The lady is in the last stage of ovarian cancer. She had paperwork proving she was terminal. She was in terrible pain because she had no medicine.
Casa Esperanza is not able to provide this type of assistance. From time to time women (and occasionally men) will show up at our door in a desperate attempt for any kind of help.
One of the other RZ ladies was on the phone to the Red Cross. Here in Costa Rica, the Red Cross is the ambulance service. When they learned we were in the Red Zone, they absolutely refused to come and hung up.
A second call was made, the RZ lady pleaded with the Red Cross and told them that Casa Esperanza was a gringo organization. She gave the phone to Michelle in hopes that Michelle could convince them. They said okay but did not come.
A third call was made. Michelle called and was very insistent. I stepped over and told Michelle she should tell them that if the lady dies, we would lay her in the street and tell everyone the Red Cross left her there. I would not call myself a compassionate person, but a terminally ill person should be supplied with pain medication with little or no cost.
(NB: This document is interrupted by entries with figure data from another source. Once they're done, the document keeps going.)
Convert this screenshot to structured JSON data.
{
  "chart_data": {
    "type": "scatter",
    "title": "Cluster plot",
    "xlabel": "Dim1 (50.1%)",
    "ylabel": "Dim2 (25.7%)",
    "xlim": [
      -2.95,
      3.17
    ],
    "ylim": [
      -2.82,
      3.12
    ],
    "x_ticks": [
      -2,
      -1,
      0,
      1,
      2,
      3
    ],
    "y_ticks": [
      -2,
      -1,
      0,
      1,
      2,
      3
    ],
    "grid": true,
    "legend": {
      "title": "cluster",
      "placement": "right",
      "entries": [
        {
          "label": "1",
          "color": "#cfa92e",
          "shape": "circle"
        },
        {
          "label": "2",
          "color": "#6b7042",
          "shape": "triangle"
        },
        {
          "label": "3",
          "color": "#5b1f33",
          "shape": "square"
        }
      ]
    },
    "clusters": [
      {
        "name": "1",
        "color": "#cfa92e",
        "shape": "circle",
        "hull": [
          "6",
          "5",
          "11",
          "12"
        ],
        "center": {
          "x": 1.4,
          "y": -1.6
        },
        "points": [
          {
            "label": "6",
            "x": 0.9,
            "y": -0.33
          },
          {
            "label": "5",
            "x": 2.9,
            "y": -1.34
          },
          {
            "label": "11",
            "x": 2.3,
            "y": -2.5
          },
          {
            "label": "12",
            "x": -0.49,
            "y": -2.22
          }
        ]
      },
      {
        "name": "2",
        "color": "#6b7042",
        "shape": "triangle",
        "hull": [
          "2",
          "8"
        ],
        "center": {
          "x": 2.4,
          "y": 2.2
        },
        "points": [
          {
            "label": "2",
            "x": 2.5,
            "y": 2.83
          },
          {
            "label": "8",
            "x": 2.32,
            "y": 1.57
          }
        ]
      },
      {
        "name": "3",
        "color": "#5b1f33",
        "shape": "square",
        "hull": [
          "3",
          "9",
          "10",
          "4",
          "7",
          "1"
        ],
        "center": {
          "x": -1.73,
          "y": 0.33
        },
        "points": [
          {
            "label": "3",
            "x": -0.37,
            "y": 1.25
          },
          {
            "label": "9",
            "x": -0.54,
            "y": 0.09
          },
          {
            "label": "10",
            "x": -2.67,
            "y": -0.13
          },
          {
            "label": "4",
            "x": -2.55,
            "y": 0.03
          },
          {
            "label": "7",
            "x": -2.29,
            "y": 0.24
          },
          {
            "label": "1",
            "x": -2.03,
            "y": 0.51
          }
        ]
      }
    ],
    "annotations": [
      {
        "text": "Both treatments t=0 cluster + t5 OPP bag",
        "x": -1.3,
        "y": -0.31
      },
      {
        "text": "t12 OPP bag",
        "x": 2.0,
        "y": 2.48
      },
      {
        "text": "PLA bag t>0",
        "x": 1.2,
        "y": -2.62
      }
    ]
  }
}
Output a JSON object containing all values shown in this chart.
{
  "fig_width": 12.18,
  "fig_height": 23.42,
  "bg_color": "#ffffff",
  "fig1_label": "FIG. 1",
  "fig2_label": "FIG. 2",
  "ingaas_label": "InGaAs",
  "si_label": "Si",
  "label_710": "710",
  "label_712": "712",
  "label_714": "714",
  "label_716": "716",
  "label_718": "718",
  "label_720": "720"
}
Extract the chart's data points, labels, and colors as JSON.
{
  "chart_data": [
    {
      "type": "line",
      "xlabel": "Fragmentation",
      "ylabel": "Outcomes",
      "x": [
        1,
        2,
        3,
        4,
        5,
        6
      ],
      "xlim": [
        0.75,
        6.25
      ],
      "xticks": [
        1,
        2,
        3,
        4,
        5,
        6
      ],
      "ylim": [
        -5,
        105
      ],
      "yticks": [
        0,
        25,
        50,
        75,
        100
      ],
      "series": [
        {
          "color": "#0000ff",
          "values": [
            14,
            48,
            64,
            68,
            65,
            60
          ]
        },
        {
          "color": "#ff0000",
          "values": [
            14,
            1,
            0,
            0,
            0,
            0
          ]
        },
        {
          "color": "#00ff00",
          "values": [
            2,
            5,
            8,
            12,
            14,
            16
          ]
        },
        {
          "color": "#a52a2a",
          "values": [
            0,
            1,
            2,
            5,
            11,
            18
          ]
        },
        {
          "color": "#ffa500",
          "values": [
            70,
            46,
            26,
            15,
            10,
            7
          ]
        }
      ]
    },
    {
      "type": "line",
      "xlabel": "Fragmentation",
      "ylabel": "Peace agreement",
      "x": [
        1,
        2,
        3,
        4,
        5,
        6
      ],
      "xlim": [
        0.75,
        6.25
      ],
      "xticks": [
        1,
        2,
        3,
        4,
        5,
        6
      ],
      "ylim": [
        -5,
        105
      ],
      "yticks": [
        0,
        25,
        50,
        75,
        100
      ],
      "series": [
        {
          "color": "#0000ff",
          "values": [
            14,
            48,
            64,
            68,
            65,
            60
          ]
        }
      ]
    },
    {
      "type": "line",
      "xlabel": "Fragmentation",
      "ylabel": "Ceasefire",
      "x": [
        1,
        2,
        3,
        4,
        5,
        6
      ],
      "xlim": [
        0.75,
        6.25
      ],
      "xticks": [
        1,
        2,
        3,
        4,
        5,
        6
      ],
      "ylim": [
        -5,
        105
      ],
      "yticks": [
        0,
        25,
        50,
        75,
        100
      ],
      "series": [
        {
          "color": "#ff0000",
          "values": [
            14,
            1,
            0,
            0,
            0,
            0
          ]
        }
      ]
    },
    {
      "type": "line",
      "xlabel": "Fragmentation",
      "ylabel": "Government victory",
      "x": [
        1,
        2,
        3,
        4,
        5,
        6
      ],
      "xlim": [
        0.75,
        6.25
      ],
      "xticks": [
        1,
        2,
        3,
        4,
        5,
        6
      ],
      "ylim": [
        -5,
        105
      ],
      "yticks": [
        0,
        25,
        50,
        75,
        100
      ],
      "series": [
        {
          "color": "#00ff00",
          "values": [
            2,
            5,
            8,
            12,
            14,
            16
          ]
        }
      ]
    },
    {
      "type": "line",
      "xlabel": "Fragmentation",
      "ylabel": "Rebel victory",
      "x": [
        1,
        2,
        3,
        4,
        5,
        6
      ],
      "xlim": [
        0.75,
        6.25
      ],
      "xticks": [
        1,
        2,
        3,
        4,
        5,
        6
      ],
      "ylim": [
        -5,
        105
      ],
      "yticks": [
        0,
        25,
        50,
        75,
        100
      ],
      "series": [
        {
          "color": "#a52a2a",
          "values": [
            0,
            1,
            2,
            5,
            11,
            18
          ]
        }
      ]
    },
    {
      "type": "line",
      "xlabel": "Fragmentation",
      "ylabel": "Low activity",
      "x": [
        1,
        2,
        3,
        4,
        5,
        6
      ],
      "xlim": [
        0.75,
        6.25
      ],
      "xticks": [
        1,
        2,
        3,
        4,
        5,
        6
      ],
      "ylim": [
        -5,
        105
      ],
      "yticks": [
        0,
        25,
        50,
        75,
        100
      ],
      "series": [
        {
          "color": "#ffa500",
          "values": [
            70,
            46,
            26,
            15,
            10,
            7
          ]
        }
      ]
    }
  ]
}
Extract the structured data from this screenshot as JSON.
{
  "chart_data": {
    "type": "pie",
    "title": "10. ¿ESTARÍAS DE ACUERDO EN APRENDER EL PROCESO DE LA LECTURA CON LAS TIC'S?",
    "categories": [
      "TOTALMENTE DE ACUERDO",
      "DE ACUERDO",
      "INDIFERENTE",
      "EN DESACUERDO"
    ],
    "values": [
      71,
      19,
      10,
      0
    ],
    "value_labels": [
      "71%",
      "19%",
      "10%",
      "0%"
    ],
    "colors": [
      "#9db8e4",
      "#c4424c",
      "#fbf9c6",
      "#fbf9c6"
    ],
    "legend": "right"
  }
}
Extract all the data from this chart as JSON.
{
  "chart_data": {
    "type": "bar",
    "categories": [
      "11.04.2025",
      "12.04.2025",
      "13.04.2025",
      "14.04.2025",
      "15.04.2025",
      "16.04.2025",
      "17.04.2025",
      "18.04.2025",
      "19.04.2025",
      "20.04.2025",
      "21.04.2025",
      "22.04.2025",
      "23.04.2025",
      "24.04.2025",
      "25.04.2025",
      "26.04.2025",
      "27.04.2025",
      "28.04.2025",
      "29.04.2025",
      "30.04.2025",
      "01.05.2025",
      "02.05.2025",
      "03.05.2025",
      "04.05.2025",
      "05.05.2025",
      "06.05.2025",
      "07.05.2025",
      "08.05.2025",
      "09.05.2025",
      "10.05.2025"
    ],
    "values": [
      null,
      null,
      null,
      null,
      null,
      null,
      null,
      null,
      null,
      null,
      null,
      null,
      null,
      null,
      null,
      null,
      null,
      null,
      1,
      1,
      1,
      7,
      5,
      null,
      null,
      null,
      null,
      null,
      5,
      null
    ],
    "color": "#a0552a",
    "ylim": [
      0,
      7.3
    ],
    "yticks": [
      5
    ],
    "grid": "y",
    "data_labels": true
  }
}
This time they promised to come. One of the other RZ ladies (who also has cancer) gave the lady a pill that she had. After laying hands on and praying for the lady, Jamie stood out in the street to prevent anyone from parking in front of CE, and to flag down the Red Cross when she saw them coming.
Michelle continue to hold the lady’s hand, praying with and for her; and giving her words of encouragement.
Praise God, the Red Cross came. The medic was very kind and gentle. After a quick exam (mainly of the paperwork) they loaded her in the ambulance and headed for the public hospital.
Here in Costa Rica the health care system may be painfully slow and limited for street people, but they do provide a fair level of emergency care.
We may never see this lady again. Our hope is that she, at the least, is provided something for her physical pain.
One thing I am sure of, all the ladies, and many people outside, witnessed Jesus in the love and compassion that Jamie and Michelle shared that day.